I climb the rope hand-over-hand to the crabber’s stern pocket, swing my weight, and drop into the shadow between cooler and crate. The deck is slick; I ghost it. A gull screams once for drama, then thinks better of it.
“Control,” the visor says, farther away now. “North clear.”
“Copy,” Control replies. “Re-task to south.”
I crouch by the coaming and take one luxury: I press my hand to my side and count three clean heartbeats in a row. Not perfect, not safe—alive.
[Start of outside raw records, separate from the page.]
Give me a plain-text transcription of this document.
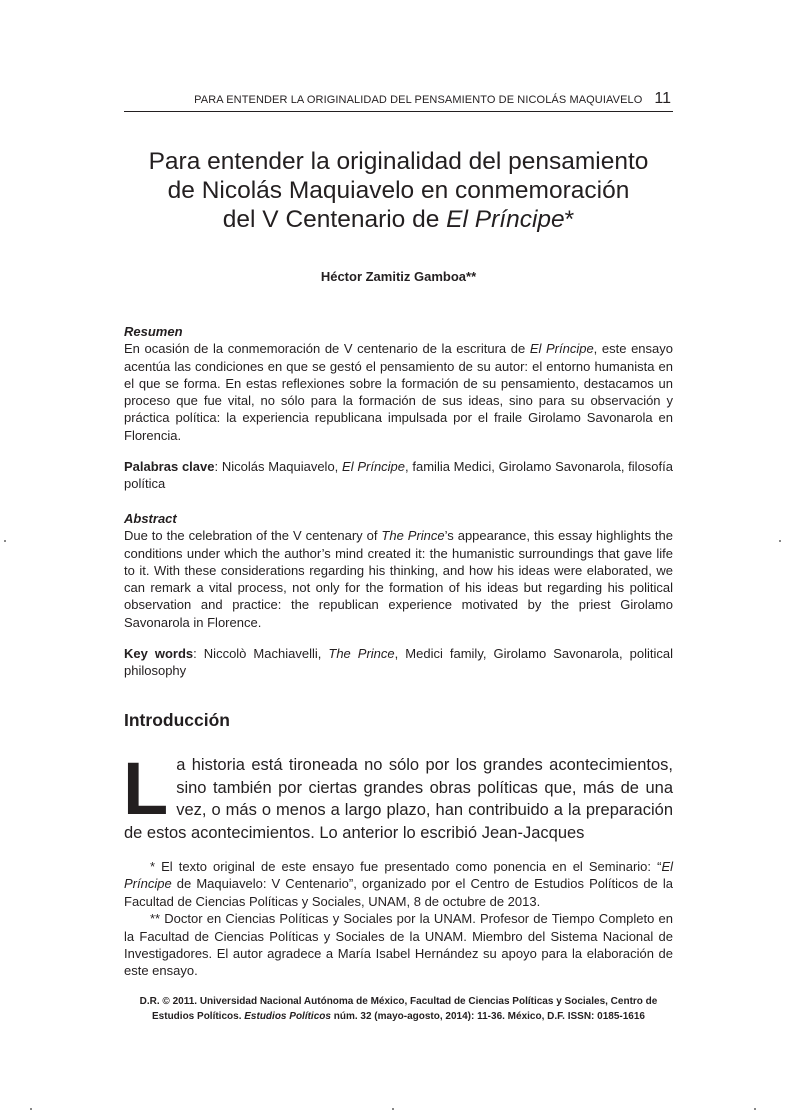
PARA ENTENDER LA ORIGINALIDAD DEL PENSAMIENTO DE NICOLÁS MAQUIAVELO 11
Para entender la originalidad del pensamiento
de Nicolás Maquiavelo en conmemoración
del V Centenario de El Príncipe*

Héctor Zamitiz Gamboa**

Resumen

En ocasión de la conmemoración de V centenario de la escritura de El Príncipe, este ensayo acentúa las condiciones en que se gestó el pensamiento de su autor: el entorno humanista en el que se forma. En estas reflexiones sobre la formación de su pensamiento, destacamos un proceso que fue vital, no sólo para la formación de sus ideas, sino para su observación y práctica política: la experiencia republicana impulsada por el fraile Girolamo Savonarola en Florencia.

Palabras clave: Nicolás Maquiavelo, El Príncipe, familia Medici, Girolamo Savonarola, filosofía política

Abstract

Due to the celebration of the V centenary of The Prince’s appearance, this essay highlights the conditions under which the author’s mind created it: the humanistic surroundings that gave life to it. With these considerations regarding his thinking, and how his ideas were elaborated, we can remark a vital process, not only for the formation of his ideas but regarding his political observation and practice: the republican experience motivated by the priest Girolamo Savonarola in Florence.

Key words: Niccolò Machiavelli, The Prince, Medici family, Girolamo Savonarola, political philosophy

Introducción

La historia está tironeada no sólo por los grandes acontecimientos, sino también por ciertas grandes obras políticas que, más de una vez, o más o menos a largo plazo, han contribuido a la preparación de estos acontecimientos. Lo anterior lo escribió Jean-Jacques

* El texto original de este ensayo fue presentado como ponencia en el Seminario: “El Príncipe de Maquiavelo: V Centenario”, organizado por el Centro de Estudios Políticos de la Facultad de Ciencias Políticas y Sociales, UNAM, 8 de octubre de 2013.

** Doctor en Ciencias Políticas y Sociales por la UNAM. Profesor de Tiempo Completo en la Facultad de Ciencias Políticas y Sociales de la UNAM. Miembro del Sistema Nacional de Investigadores. El autor agradece a María Isabel Hernández su apoyo para la elaboración de este ensayo.

D.R. © 2011. Universidad Nacional Autónoma de México, Facultad de Ciencias Políticas y Sociales, Centro de
Estudios Políticos. Estudios Políticos núm. 32 (mayo-agosto, 2014): 11-36. México, D.F. ISSN: 0185-1616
Rain thickens into a living curtain that blesses liars. I crawl to the push-pole notch, slide into the water again, and let the crabber hide my long shape from cameras that expect fugitives to run on decks. I kick slow toward the marina teeth and the blind zone under the arches I mapped, drives heavy, breath minted between panic and prayer.
A final sweep of the spotlight skims the bay. It pauses on the ripple I left seconds ago. It considers my life’s shape. It sweeps on, bored by physics and budgets.
“All units,” Control says, a little sugar poured over the net. “Stand down to pattern Beta. Predictive confidence lowered. Intruder may have been a false positive.”
Or I beat your math.
I let myself believe in that for one breath. Then I tuck the hope away where it won’t get me killed.
Under the crabber, in the hush between rotor passes, I cut a whisper and let it drift into the rain. “Who tipped you?” I ask the barge, the model, the city, the person in a warm office. “And who’s going to tip me before the next window closes?”